Crimes of Pedagogy
To a remarkable but largely unremarked extent, what the public knows about nature and science is simply the pedagogy of textbooks. The common notion that animals fall into distinct groups marked by unambiguous structural characteristics, for example, reflects the examples teachers use to explain taxonomies. Many taxa contain members that have secondarily lost features that were once definitive of their group—the notion that there is a central plan that plays unchanging substance to the superficial accidents of wing color or tooth shape or behavior is deeply misleading since even basic body plans can change drastically over time. We only know the animals belong together because we can trace their common ancestry through transitional forms. And even when common features persist, there is a temptation to assume that they are functionally fundamental simply because they have persisted, even though some diagnostic features—the details of wing venation in insects, for example—are probably as accidental as the ridges on a finger print. They just happened to be the elements that, for some reason or for no reason at all, didn’t change in a given phylogeny.
By fostering an exaggerated belief in the naturalness of kinds, the just-so textbook version creates a largely artificial mystery, the impression that macroevolution differs qualitatively from microevolution. This may be one of those instances in which there is no answer to a question because there really isn’t a question to answer. Granted that genetic changes are always discrete, Natura semper fecit saltus, but the leaps in question only appear to be impossibly great if you imagine a spectacular vault from the picture of the living starfish on page 121 and the picture of the living hummingbird on page 124 instead of the tiny hop involved in the original divergence between one obscure species of deuterostome invertebrate and another in the slimy bottom of some Vendian estuary.

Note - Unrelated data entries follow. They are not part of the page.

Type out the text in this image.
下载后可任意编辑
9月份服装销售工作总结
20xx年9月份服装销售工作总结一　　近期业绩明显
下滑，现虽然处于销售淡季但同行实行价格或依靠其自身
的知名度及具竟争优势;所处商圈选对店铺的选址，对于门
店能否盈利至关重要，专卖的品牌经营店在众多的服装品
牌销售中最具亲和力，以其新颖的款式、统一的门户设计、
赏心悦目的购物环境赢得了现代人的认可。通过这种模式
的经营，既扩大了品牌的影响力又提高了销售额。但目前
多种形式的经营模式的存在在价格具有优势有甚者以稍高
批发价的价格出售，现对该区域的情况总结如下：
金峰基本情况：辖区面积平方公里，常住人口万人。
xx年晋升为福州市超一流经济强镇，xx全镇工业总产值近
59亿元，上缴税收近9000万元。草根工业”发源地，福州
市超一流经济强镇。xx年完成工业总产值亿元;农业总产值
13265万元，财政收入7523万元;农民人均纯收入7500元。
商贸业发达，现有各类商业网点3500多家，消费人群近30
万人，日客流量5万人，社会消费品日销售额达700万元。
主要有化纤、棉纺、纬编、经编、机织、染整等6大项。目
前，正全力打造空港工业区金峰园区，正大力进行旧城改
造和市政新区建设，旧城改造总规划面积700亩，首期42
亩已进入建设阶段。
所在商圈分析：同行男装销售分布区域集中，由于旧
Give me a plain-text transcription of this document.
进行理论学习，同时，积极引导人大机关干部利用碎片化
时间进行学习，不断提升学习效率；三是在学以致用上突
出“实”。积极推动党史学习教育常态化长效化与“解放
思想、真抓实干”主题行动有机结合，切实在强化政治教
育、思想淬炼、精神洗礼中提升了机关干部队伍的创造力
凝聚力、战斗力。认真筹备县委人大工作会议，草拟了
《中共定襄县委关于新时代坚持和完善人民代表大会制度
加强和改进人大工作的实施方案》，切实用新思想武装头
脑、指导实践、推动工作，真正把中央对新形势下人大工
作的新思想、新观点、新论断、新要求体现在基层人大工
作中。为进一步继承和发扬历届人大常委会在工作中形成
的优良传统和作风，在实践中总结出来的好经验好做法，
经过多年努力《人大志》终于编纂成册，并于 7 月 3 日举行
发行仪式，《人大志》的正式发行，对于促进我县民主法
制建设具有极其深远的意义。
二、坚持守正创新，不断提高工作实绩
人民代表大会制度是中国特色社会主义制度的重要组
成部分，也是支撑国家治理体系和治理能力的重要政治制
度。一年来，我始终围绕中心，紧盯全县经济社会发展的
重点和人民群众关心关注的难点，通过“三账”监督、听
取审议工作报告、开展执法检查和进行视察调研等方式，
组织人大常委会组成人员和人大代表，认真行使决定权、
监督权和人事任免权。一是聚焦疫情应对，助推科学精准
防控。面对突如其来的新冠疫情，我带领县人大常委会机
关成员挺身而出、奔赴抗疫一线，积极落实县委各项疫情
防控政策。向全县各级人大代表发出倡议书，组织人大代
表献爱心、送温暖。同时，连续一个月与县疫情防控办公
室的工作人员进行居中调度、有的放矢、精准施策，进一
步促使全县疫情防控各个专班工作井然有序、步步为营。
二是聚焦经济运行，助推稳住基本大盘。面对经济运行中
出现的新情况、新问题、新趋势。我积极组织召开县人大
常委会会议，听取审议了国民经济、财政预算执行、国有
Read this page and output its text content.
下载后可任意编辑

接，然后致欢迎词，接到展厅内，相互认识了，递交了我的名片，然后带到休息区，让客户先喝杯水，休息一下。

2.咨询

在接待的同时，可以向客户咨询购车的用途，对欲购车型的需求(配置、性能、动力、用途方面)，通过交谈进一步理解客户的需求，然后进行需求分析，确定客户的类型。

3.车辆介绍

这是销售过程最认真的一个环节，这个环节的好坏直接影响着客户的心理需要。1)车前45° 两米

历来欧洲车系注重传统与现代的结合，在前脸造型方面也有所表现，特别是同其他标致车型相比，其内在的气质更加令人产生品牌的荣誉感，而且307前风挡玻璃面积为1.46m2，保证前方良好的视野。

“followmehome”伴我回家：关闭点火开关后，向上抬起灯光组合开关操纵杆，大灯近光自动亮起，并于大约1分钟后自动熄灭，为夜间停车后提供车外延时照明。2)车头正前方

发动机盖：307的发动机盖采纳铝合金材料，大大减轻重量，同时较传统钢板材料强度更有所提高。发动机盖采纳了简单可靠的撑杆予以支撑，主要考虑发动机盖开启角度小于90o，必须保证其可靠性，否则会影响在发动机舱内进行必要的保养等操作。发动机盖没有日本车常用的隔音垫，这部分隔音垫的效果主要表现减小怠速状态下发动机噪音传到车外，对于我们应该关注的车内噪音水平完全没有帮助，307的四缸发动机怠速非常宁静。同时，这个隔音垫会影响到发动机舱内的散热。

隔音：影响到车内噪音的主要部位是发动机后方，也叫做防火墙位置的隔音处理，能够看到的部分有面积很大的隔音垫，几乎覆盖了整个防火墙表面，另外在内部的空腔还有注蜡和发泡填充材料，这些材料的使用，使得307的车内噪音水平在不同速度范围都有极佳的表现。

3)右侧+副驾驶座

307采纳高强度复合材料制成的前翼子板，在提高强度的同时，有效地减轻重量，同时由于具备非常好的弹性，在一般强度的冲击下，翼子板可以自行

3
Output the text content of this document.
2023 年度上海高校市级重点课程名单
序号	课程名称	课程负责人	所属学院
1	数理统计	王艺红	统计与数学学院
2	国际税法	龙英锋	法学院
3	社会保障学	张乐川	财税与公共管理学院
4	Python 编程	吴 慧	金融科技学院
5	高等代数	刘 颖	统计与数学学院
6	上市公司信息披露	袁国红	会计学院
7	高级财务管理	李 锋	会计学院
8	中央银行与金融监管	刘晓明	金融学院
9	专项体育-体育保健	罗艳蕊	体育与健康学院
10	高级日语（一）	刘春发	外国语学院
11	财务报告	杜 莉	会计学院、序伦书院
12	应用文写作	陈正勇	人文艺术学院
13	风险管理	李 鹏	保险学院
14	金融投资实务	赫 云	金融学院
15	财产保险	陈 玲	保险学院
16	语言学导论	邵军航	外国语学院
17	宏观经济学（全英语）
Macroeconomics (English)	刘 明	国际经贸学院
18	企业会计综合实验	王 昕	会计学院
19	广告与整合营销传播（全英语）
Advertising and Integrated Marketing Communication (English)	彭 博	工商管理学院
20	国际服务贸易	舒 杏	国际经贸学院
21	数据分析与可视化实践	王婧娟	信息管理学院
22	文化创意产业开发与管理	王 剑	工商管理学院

I was reminded of this issue by a report on the BBC on a strange looking invertebrate from the Cambrian that is said to embarrass the taxonomists. Vetustodermis planus is evidently hard to place in one of the recognized phyla, but it is hardly weirder than many a common living organism. The recherché bugs pictured in Grimaldi and Engel’s splendid new book Evolution of the Insects are every bit as bizarre as any relic of the Burgess Shale; but since they don’t fall on a crack between one group and another, nobody thinks they challenge evolutionary theory.